Large Legal Fictions: Profiling Legal Hallucinations in Large Language Models (2401.01301v2)

Published 2 Jan 2024 in cs.CL, cs.AI, and cs.CY

Abstract: Do LLMs know the law? These models are increasingly being used to augment legal practice, education, and research, yet their revolutionary potential is threatened by the presence of hallucinations -- textual output that is not consistent with legal facts. We present the first systematic evidence of these hallucinations, documenting LLMs' varying performance across jurisdictions, courts, time periods, and cases. Our work makes four key contributions. First, we develop a typology of legal hallucinations, providing a conceptual framework for future research in this area.
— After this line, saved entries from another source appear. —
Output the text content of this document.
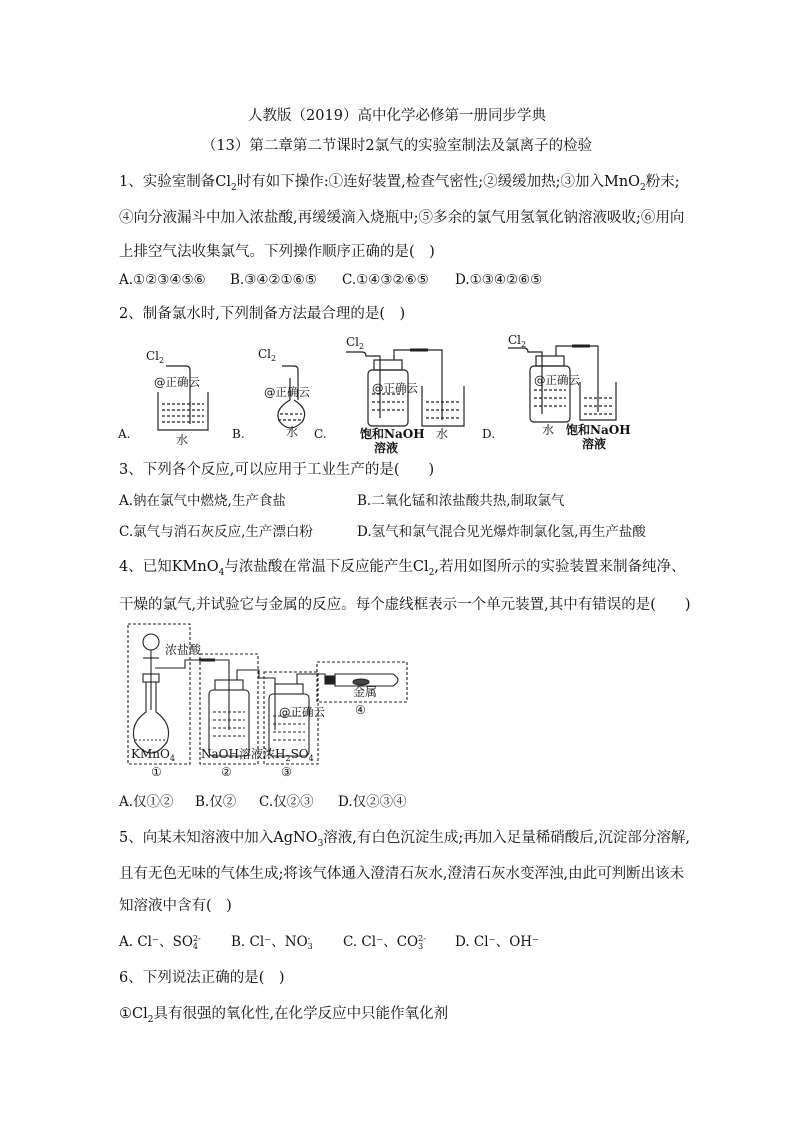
人教版（2019）高中化学必修第一册同步学典
（13）第二章第二节课时2氯气的实验室制法及氯离子的检验
1、实验室制备$Cl_2$时有如下操作:①连好装置,检查气密性;②缓缓加热;③加入MnO$_2$粉末;
④向分液漏斗中加入浓盐酸,再缓缓滴入烧瓶中;⑤多余的氯气用氢氧化钠溶液吸收;⑥用向
上排空气法收集氯气。下列操作顺序正确的是(　)
A.①②③④⑤⑥ B.③④②①⑥⑤ C.①④③②⑥⑤ D.①③④②⑥⑤
2、制备氯水时,下列制备方法最合理的是(　)
$Cl_2$	$Cl_2$
$Cl_2$	$Cl_2$
@正确云
@正确云	@正确云
@正确云
水
水	饱和NaOH
溶液
水	水 饱和NaOH
溶液
A.	B.	C.	D.
3、下列各个反应,可以应用于工业生产的是(　　)
A.钠在氯气中燃烧,生产食盐	B.二氧化锰和浓盐酸共热,制取氯气
C.氯气与消石灰反应,生产漂白粉	D.氢气和氯气混合见光爆炸制氯化氢,再生产盐酸
4、已知KMnO$_4$与浓盐酸在常温下反应能产生$Cl_2$,若用如图所示的实验装置来制备纯净、
干燥的氯气,并试验它与金属的反应。每个虚线框表示一个单元装置,其中有错误的是(　　)
浓盐酸
KMnO$_4$ NaOH溶液 浓$H_2SO_4$
金属
④
①	②	③
@正确云
A.仅①② B.仅② C.仅②③ D.仅②③④
5、向某未知溶液中加入AgNO$_3$溶液,有白色沉淀生成;再加入足量稀硝酸后,沉淀部分溶解,
且有无色无味的气体生成;将该气体通入澄清石灰水,澄清石灰水变浑浊,由此可判断出该未
知溶液中含有(　)
A. Cl⁻、SO2-
4 B. Cl⁻、NO-
3 C. Cl⁻、CO2-
3 D. Cl⁻、OH⁻
6、下列说法正确的是(　)
$①Cl_2$具有很强的氧化性,在化学反应中只能作氧化剂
Second, we find that legal hallucinations are alarmingly prevalent, occurring between 58% of the time with ChatGPT 4 and 88% with Llama 2, when these models are asked specific, verifiable questions about random federal court cases. Third, we illustrate that LLMs often fail to correct a user's incorrect legal assumptions in a contra-factual question setup. Fourth, we provide evidence that LLMs cannot always predict, or do not always know, when they are producing legal hallucinations. Taken together, our findings caution against the rapid and unsupervised integration of popular LLMs into legal tasks. Even experienced lawyers must remain wary of legal hallucinations, and the risks are highest for those who stand to benefit from LLMs the most -- pro se litigants or those without access to traditional legal resources.

PDF HTML Abstract

Understanding Legal Hallucinations in AI

LLMs, like ChatGPT and others, hold promise for revolutionizing the legal industry by automating some tasks traditionally done by lawyers. However, as this paper reveals, the road ahead is not without pitfalls. A pressing concern is the phenomenon of "legal hallucinations"—when these models generate responses inconsistent with legal facts.

The Extent of Legal Hallucinations

An extensive examination revealed that legal hallucinations occur alarmingly often. Law-specific queries to models like ChatGPT and Llama induced incorrect responses between 69% and 88% of the time. Interestingly, the occurrence of inaccurate information was connected to several factors ranging from the complexity of legal queries to the hierarchy of courts involved. For example, the frequency of hallucinations intensified for queries about lower court cases as opposed to the Supreme Court.

Models’ Response to Erroneous Legal Premises

Further complicating matters, LLMs displayed a troubling inclination to reinforce incorrect legal assumptions presented by users. When faced with questions built upon false legal premises, the models often failed to correct these assumptions and responded as if they were true, thus misleading users.

Predicting Hallucinations

Another layer to this challenge is the LLMs' ability to predict or be aware of their own hallucinations. In ideal circumstances, LLMs would be calibrated to recognize and convey when they are likely issuing a non-factual response. However, the paper found that models, particularly Llama 2, were poorly calibrated, often expressing undue confidence in their hallucinated responses.

Implications for Legal Practice

The implications are significant. While the use of LLMs in legal settings presents opportunities for making legal advice more accessible, these technologies are not yet reliable enough to be used unsupervised, especially by those less versed in legal procedures. The research thus calls for cautious adoption of LLMs in the legal domain and emphasizes that even skilled attorneys need to remain vigilant while using these tools.

Future Directions for Research and Use

The paper's findings underscore that combating legal hallucinations in LLMs is not only an empirical challenge but also a normative one. Developers must decide which contradictions to minimize—those of the training corpus, the user's inputs, or the external facts—and communicate these decisions clearly.

As a way forward, developers must make informed choices about how their models reconcile these inherent conflicts. Users, legal professionals, or otherwise, should be aware of these dynamics and deploy LLMs with a critical eye, constantly validating the accuracy and certainty of the generated legal texts. Until these challenges are fully addressed, the full potential of LLMs in augmenting legal research and democratizing access to justice remains unrealized.